Q&A with Gavin Lynch

Gavin Lynch reimagines landscape painting through a unique and innovative style that combines elements of collage and digital manipulation. His approach challenges traditional notions of landscape by creating visually rich and textured canvases that invite viewers to explore complex interactions between nature and the human experience.

Here, we took a moment to discuss his inspirations and creative process.

 

When did you begin painting?
I began painting in my early twenties while living in Victoria, British Columbia, on Vancouver Island. At the time I was studying history and art history part time - essentially dipping my toes in the post secondary world - and was spending a lot of time hiking in the vast backcountry of Vancouver Island. While falling in love with the history of painting at school I came to the realization that making paintings ultimately felt like a more interesting and challenging pursuit. I took a “break” from my academic studies and told myself I’d take a few years to learn how to paint - that was nearly 20 years ago - and I still feel like I am learning! This is part of why I love painting so much.
 

How do you typically start a new piece, and what does your creative process look like?

These days I typically begin a new piece by making a digital collage on my computer, which serves as a compositional roadmap and sets the thematic and formal tone of what is to come on the canvas. In the past I would figure everything out directly on the canvas, but now find the preparatory works can be quite expansive in the sense that they allow a virtual space to push the formal elements of the work, while allowing me to test multiple iterations of the same work at the same time. I like that at this stage they exist only in virtual form, and are then processed through the analogue act of painting. What does it mean to transform the digital into the analogue, or to bring these digital and virtual spaces into the real world? In a sense I lean into these processes because they act as a mirror of our current times, and our evolving relationship with technology. These collages are comprised of images from my own photographic archive (primarily from my travels in Canada), art historical images, stock photography from the internet and similar digital assets from the creative commons. I’m interested in the juxtaposition of unlikely formal and thematic elements, and how these coalesce into cohesive paintings that speak to our relationship to both nature and technology.

 

What themes do you explore in your landscapes?

In my landscape paintings I explore themes such as the relationship between nature and technology, climate change, the sublime, science fiction and our changing relationship to the natural world. In many ways the methods I use (digital to analogue and vice versa) are mirrors of the real and virtual spaces we currently inhabit.

 

What do you hope viewers feel or experience when they engage with your work?

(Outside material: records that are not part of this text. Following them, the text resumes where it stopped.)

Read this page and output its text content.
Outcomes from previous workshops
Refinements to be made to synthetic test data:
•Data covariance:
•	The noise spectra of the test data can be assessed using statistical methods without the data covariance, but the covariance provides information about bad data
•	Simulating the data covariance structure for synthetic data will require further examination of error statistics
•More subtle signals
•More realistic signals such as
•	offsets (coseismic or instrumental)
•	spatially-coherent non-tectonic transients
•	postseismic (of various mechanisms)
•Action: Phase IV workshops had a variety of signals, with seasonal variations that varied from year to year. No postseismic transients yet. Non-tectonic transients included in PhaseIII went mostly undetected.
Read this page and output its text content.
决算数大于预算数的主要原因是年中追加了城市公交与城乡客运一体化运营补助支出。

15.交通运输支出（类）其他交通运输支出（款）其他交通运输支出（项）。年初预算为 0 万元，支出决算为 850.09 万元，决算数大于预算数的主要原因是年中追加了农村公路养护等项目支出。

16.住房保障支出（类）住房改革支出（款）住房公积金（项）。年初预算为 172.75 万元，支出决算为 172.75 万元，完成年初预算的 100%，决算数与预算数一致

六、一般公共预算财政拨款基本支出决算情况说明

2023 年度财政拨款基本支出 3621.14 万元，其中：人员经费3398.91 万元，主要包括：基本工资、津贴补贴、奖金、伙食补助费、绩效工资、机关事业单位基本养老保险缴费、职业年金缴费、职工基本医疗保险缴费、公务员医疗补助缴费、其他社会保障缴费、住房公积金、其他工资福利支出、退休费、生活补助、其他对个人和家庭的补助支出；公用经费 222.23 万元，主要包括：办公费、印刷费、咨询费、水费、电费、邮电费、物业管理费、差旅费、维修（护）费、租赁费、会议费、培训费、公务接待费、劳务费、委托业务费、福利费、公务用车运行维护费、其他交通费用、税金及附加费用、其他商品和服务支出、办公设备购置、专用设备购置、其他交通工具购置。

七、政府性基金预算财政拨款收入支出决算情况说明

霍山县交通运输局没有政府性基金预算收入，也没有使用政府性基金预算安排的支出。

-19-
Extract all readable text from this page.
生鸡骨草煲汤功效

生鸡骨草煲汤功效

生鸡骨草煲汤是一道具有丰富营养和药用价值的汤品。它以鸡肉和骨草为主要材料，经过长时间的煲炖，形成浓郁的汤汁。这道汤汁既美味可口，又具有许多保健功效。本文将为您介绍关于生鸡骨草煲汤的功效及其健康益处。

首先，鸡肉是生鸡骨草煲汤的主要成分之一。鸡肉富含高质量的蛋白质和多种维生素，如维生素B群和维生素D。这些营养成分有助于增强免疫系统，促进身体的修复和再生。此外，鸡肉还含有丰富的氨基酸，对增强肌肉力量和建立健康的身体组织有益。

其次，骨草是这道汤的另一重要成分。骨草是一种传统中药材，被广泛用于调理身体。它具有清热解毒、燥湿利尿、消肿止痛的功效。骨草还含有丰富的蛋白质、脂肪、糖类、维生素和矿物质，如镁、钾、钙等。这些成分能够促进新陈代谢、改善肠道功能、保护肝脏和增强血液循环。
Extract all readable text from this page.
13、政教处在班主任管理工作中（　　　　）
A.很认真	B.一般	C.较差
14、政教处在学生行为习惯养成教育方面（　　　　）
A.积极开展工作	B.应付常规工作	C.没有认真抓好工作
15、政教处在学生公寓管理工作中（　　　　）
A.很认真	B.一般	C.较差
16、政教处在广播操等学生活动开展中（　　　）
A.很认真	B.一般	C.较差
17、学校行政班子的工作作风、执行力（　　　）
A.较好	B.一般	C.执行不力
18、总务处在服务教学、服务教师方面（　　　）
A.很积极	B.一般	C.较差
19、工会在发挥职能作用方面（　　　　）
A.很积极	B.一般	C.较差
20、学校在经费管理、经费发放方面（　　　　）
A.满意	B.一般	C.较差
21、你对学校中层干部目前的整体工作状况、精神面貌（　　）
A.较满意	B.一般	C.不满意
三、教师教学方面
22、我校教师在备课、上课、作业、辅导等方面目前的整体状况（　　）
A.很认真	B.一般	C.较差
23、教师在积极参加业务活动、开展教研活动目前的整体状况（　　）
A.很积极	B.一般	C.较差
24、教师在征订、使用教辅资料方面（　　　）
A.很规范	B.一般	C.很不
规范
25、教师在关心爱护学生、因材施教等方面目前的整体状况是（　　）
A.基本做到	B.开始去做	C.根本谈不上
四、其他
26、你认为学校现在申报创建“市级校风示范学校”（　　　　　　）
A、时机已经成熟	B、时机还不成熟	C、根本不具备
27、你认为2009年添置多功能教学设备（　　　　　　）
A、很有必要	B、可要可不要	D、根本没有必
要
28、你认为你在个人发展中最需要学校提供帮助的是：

The paintings I create are generally intended to act as contemplative portals for the viewer to engage with and, as such, I am not necessarily looking to illicit specific emotions, but rather to facilitate a subjective experience via these alternative spaces that have one foot in both the real and virtual worlds. I often hear people relating the works to their own past experiences, which I love. I like the idea that paintings can act as time machines for the viewer, transporting them to places and moments of significance in their own lived experience or conversely to some yet realized future. I like that paintings can offer radically different experiences to two people in the same room.

 

Are there certain regions that your landscapes are based on?

In the past my work has been focussed on specific regions - mostly in Canada - however, at the moment my paintings are mostly developing both virtual and fictional spaces. One such space that I keep returning to is that of the garden. Gardens share a lot in common with the genre of landscape painting: they both strive to bring nature under the creative management of humans, to organize nature in a manner that is accessible on both an aesthetic and spiritual level. They are at once both projections of how we idealize nature and how we are compelled to catalogue and preserve certain aspects of the wild. I feel like both gardens and landscape paintings offer unique mirrors of how we as humans relate to the natural world. Mirrors that hopefully last for many generations to come.

 

Lynch is currently featured in our group exhibition ‘Uplands’, on view until 2nd November, and is working on his debut RHODES solo exhibition set for Spring 2025.